Rajdeep Sardesai   September 19, 2013
The three most influential politicians of the 1990s were Narasimha Rao, Vishwanath Pratap Singh and LK Advani. At a time when the last of the triumvirate prepares to fade into the political sunset, this may be a good moment to pause, rewind and look back at the life and times and legacy of these men who redefined politics at the turn of the century.

It would be fair to suggest that all three played their part in shaping the destiny of contemporary politics more by circumstance than conviction. If Rajiv Gandhi had not been assassinated in May 1991, one can safely assume Rao would have retired to Hyderabad as a footnote in the Congress, blotted by the memory of being the eternal procrastinator as home minister during the 1984 anti-Sikh riots.

VP Singh too, was just another remote-controlled Congress chief minister in the Indira-Sanjay years, till Bofors happened and transformed his persona into a tough anti-corruption crusader. And LK Advani too, was the quintessential party organisation man and would have remained so if the gates of the Babri Masjid had not been opened by the Rajiv government.

The three competing ideologies which they came to represent — market, Mandal and Mandir — were again accidentally constructed because of forces beyond them. The balance of payments crisis of 1991 left Rao with no choice but to open up the Indian economy. If VP Singh had not felt the pressure of being toppled from within the Janata Dal, he might not have pushed ahead with the implementation of the Mandal commission report.

And if the Rajiv government again had allowed a poor Muslim widow, Shahbano, her right to maintenance, it is likely that Mr Advani’s ‘minority appeasement’ politics that culminated in a rath yatra as a symbol of ‘Hindu resurgence’ might have never resonated.

The similarities don’t end there. None of the three were natural mass leaders. Rao had a very brief tenure as Andhra Pradesh chief minister and had to seek refuge in Maharashtra for a Lok Sabha ticket. VP Singh too, had limited influence in his home state of Uttar Pradesh and owed his rise to the benevolence of the Gandhi family. Advani too, has never had a ‘home’ base as such, having been elected from constituencies as varied as New Delhi and Gandhinagar. In a sense, their becoming ‘mascots’ of big ideas gave them a political relevance that their rather dour, uncharismatic personalities would never have otherwise allowed.

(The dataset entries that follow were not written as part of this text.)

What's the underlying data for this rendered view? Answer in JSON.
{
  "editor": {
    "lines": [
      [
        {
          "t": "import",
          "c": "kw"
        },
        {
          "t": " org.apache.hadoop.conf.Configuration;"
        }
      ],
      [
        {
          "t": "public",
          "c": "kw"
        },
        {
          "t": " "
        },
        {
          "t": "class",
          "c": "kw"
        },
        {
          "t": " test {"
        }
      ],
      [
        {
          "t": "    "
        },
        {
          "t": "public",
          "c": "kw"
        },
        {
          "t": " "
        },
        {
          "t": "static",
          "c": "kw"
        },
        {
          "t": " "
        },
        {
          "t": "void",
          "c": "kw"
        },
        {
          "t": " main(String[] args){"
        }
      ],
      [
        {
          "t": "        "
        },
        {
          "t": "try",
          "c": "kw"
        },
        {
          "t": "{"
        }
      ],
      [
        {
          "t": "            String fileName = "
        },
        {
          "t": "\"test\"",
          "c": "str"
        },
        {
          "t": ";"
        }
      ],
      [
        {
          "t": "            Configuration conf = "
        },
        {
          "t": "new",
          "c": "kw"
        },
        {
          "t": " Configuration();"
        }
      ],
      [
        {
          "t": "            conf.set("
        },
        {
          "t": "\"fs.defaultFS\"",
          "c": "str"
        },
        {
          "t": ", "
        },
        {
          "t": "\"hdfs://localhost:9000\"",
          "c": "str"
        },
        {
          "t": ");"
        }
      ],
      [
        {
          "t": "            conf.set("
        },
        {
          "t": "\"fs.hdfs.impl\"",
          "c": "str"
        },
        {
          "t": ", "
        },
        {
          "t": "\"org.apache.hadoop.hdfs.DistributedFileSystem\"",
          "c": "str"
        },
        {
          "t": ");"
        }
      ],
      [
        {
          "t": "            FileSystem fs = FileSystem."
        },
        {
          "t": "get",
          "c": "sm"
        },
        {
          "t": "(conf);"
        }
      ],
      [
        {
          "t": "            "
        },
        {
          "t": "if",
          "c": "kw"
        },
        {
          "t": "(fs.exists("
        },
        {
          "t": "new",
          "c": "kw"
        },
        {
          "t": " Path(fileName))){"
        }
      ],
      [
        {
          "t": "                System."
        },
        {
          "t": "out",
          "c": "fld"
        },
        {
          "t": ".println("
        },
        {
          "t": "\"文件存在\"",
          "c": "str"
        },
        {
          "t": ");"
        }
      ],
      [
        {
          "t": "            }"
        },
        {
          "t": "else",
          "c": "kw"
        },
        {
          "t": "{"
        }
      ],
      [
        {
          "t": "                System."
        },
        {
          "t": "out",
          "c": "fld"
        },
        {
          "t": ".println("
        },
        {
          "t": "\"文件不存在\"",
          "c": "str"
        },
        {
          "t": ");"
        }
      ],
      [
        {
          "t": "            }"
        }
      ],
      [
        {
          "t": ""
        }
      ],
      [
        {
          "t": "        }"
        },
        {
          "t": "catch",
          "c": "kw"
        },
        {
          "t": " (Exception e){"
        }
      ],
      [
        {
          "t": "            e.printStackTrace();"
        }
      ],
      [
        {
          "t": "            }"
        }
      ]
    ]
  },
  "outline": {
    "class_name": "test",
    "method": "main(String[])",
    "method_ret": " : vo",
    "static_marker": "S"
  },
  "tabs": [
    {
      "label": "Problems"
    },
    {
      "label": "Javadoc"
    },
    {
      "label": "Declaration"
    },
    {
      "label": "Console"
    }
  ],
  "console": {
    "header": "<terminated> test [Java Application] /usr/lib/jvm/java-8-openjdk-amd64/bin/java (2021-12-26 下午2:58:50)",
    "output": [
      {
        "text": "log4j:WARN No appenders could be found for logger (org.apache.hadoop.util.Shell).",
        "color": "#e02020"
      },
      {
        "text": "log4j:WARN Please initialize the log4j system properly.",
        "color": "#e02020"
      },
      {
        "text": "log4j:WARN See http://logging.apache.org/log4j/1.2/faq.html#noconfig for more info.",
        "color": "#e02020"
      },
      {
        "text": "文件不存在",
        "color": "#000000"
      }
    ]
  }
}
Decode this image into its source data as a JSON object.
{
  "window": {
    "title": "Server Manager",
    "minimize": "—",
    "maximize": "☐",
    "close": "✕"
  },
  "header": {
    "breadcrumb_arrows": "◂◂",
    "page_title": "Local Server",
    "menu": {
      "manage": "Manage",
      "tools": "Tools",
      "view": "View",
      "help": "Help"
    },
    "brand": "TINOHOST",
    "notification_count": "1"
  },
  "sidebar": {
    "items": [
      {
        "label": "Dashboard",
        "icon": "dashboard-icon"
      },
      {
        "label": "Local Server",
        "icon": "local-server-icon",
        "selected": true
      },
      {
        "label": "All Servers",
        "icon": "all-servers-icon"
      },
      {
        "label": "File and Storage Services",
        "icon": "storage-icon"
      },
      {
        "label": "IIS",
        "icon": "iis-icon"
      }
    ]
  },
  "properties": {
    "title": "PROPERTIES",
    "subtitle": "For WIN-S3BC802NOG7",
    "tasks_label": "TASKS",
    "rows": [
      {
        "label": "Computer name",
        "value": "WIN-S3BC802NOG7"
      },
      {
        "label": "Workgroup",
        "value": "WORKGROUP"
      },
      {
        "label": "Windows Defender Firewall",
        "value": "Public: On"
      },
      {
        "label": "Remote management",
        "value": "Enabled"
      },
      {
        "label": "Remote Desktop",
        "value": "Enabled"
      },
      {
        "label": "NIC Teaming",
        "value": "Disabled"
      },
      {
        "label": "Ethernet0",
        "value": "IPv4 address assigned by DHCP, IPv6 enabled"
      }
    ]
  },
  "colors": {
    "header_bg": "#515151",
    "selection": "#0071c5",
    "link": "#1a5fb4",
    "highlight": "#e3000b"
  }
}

A sharp contrast can be drawn for example between an Advani and an AB Vajpayee. The latter was a ‘natural’ politician, a wonderful orator, skilled parliamentarian, and statesman-like leader. He had the ‘common touch’. By contrast, Advani was the strategist and ideologue, uncomfortable in public gatherings but adept at strengthening the party’s organisational base. Vajpayee may get the plaudits as a three-time prime minister, but let’s be clear: without Advani’s perseverance there would have been no alternate pole created to end Congress hegemony. If Vajpayee was a flamboyant Tendulkar-like batsman, Advani was the Dravid-like Wall of the BJP.

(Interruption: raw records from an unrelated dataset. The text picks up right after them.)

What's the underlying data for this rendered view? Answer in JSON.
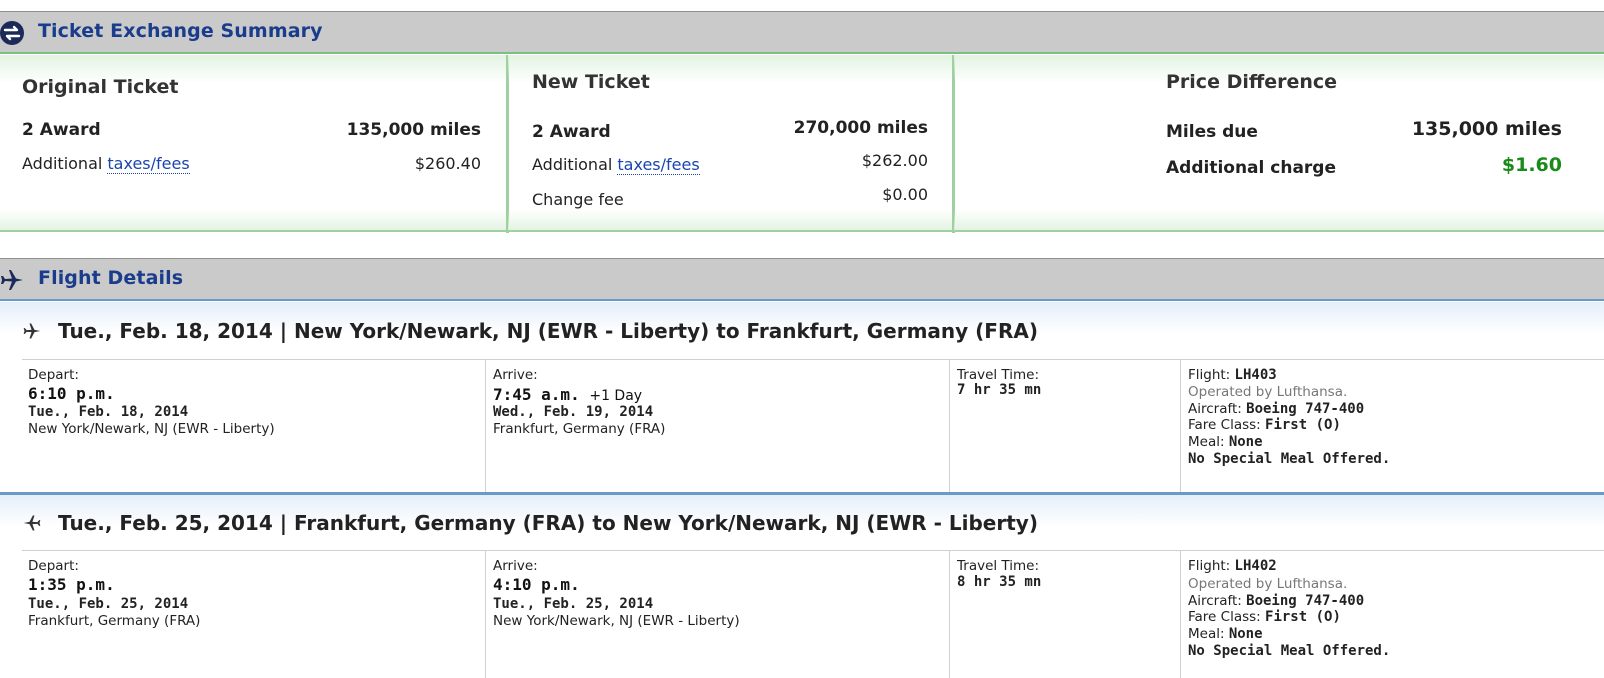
{
  "exchange_summary": {
    "title": "Ticket Exchange Summary",
    "icon": "exchange-icon",
    "original": {
      "heading": "Original Ticket",
      "award_label": "2 Award",
      "award_value": "135,000 miles",
      "taxes_prefix": "Additional ",
      "taxes_link": "taxes/fees",
      "taxes_value": "$260.40"
    },
    "new": {
      "heading": "New Ticket",
      "award_label": "2 Award",
      "award_value": "270,000 miles",
      "taxes_prefix": "Additional ",
      "taxes_link": "taxes/fees",
      "taxes_value": "$262.00",
      "change_fee_label": "Change fee",
      "change_fee_value": "$0.00"
    },
    "difference": {
      "heading": "Price Difference",
      "miles_label": "Miles due",
      "miles_value": "135,000 miles",
      "charge_label": "Additional charge",
      "charge_value": "$1.60",
      "charge_color": "#1a8a1a"
    }
  },
  "flight_details": {
    "title": "Flight Details",
    "icon": "airplane-icon",
    "accent": "#1a3c8c",
    "flights": [
      {
        "title": "Tue., Feb. 18, 2014 | New York/Newark, NJ (EWR - Liberty) to Frankfurt, Germany (FRA)",
        "depart_label": "Depart:",
        "depart_time": "6:10 p.m.",
        "depart_date": "Tue., Feb. 18, 2014",
        "depart_city": "New York/Newark, NJ (EWR - Liberty)",
        "arrive_label": "Arrive:",
        "arrive_time": "7:45 a.m.",
        "arrive_extra": "+1 Day",
        "arrive_date": "Wed., Feb. 19, 2014",
        "arrive_city": "Frankfurt, Germany (FRA)",
        "travel_label": "Travel Time:",
        "travel_time": "7 hr 35 mn",
        "flight_label": "Flight: ",
        "flight_no": "LH403",
        "operated": "Operated by Lufthansa.",
        "aircraft_label": "Aircraft: ",
        "aircraft": "Boeing 747-400",
        "fare_label": "Fare Class: ",
        "fare": "First (O)",
        "meal_label": "Meal: ",
        "meal": "None",
        "special_meal": "No Special Meal Offered."
      },
      {
        "title": "Tue., Feb. 25, 2014 | Frankfurt, Germany (FRA) to New York/Newark, NJ (EWR - Liberty)",
        "depart_label": "Depart:",
        "depart_time": "1:35 p.m.",
        "depart_date": "Tue., Feb. 25, 2014",
        "depart_city": "Frankfurt, Germany (FRA)",
        "arrive_label": "Arrive:",
        "arrive_time": "4:10 p.m.",
        "arrive_extra": "",
        "arrive_date": "Tue., Feb. 25, 2014",
        "arrive_city": "New York/Newark, NJ (EWR - Liberty)",
        "travel_label": "Travel Time:",
        "travel_time": "8 hr 35 mn",
        "flight_label": "Flight: ",
        "flight_no": "LH402",
        "operated": "Operated by Lufthansa.",
        "aircraft_label": "Aircraft: ",
        "aircraft": "Boeing 747-400",
        "fare_label": "Fare Class: ",
        "fare": "First (O)",
        "meal_label": "Meal: ",
        "meal": "None",
        "special_meal": "No Special Meal Offered."
      }
    ]
  }
}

With their limited mass appeal, it is also no surprise that the Rao-VP-Advani troika were eventually devoured, or overtaken by their own revolutions. Having unleashed market-friendly economics, Rao was in no position to handle a family-led party that instinctively looked at a non Nehru-Gandhi leader as an outsider. It is typical of the Congress culture that the party chose to credit a bureaucrat like Manmohan Singh for the end of the licence-permit raj rather than a hardened politician like Rao. Singh was ready to be his master’s voice in sharp contrast to a Rao who was emerging as a threat to the dynasty.

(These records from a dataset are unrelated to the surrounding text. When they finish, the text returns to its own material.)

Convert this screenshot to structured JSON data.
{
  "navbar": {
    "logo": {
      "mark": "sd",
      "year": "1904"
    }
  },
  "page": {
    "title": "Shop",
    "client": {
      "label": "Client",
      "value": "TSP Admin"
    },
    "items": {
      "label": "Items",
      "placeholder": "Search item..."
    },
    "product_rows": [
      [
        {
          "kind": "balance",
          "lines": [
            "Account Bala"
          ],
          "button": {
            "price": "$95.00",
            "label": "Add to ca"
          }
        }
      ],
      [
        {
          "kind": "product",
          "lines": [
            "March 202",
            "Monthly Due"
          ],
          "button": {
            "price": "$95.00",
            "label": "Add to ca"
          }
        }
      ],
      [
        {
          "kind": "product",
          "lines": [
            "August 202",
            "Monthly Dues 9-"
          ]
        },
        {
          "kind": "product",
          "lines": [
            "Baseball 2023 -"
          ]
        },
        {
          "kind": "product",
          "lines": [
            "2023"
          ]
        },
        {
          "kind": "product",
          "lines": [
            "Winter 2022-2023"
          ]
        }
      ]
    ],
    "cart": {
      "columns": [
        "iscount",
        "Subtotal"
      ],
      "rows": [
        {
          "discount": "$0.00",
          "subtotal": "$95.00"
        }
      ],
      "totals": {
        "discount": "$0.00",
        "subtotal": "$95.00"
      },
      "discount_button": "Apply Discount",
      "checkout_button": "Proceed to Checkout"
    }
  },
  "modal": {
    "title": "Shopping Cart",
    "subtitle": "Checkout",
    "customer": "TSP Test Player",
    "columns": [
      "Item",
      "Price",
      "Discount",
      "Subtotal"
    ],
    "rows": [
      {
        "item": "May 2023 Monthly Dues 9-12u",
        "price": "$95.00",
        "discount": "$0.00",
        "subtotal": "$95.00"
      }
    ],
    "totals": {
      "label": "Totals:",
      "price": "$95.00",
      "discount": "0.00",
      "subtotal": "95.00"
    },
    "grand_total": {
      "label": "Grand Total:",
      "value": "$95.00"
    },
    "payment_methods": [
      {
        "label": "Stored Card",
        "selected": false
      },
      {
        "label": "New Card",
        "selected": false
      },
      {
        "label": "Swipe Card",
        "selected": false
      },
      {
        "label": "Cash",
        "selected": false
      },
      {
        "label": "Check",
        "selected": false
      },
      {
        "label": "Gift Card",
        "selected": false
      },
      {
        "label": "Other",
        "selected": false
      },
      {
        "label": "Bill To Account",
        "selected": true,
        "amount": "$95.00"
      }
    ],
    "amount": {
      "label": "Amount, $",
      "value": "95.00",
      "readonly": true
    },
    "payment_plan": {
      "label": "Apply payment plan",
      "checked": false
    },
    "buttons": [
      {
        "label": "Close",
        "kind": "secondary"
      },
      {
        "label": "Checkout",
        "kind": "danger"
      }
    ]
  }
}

VP Singh too, as an upper caste Thakur, could never compete with the rising OBC political juggernaut unleashed by the Mandalisation of north India. Once the Lalus and Mulayams had tasted power in the early 1990s, they were not going to share the power and the glory with anyone else. They had the political chutzpah and the confidence to build their own personality cults. VP, like Rao, passed away a sad, forlorn figure, aware that he was on the wrong side of a history that he had helped create.

And so to Advani, the man who has outlived his contemporaries. Through the 1980s and 1990s, Advani mentored a generation of young BJP leaders, including a certain Narendra Modi, who even was his charioteer during his Ayodhya rath yatra. Cut in the Hindutva cloth, some of these leaders showed the aptitude and the appetite to sharpen the ideological base which Advani had nurtured by adding the mantra of good governance.
None did it better than the Gujarat chief minister. Hindu nationalism plus ‘suraj’ (good governance): why would a younger, more restive BJP rank and file not back a new poster boy and discard the old warhorse? A demographic shift necessitated a political coup.
Ironically, it was to protect the original Hindutva constituency that Advani had chosen to insist on Modi continuing in Gandhinagar in the aftermath of the 2002 riots. Removing Modi at the time, felt the BJP’s ideologue, would send the wrong message to the party’s cadres. Among the many ‘what ifs’ in Indian political history we can add one more: what if during the BJP’s national executive in Panaji in 2002, the BJP had chosen to follow Vajpayee’s ‘rajdharma’ and change the Gujarat chief minister instead of following the Advani line? In his more reflective moments, the eternal political yatri must surely ask himself that question.

Post-script: Most pundits have been writing political obituaries of Advani. The fact is, similar epitaphs were written of Vajpayee in the early 90s after the rise of Advani. And yet, in 1996, coalition compulsions made the ‘inclusive’ Vajpayee the BJP’s prime ministerial choice. What if the NDA doesn’t get the 272-plus, a Modi candidacy promises? Will there be another final twist in the Advani saga?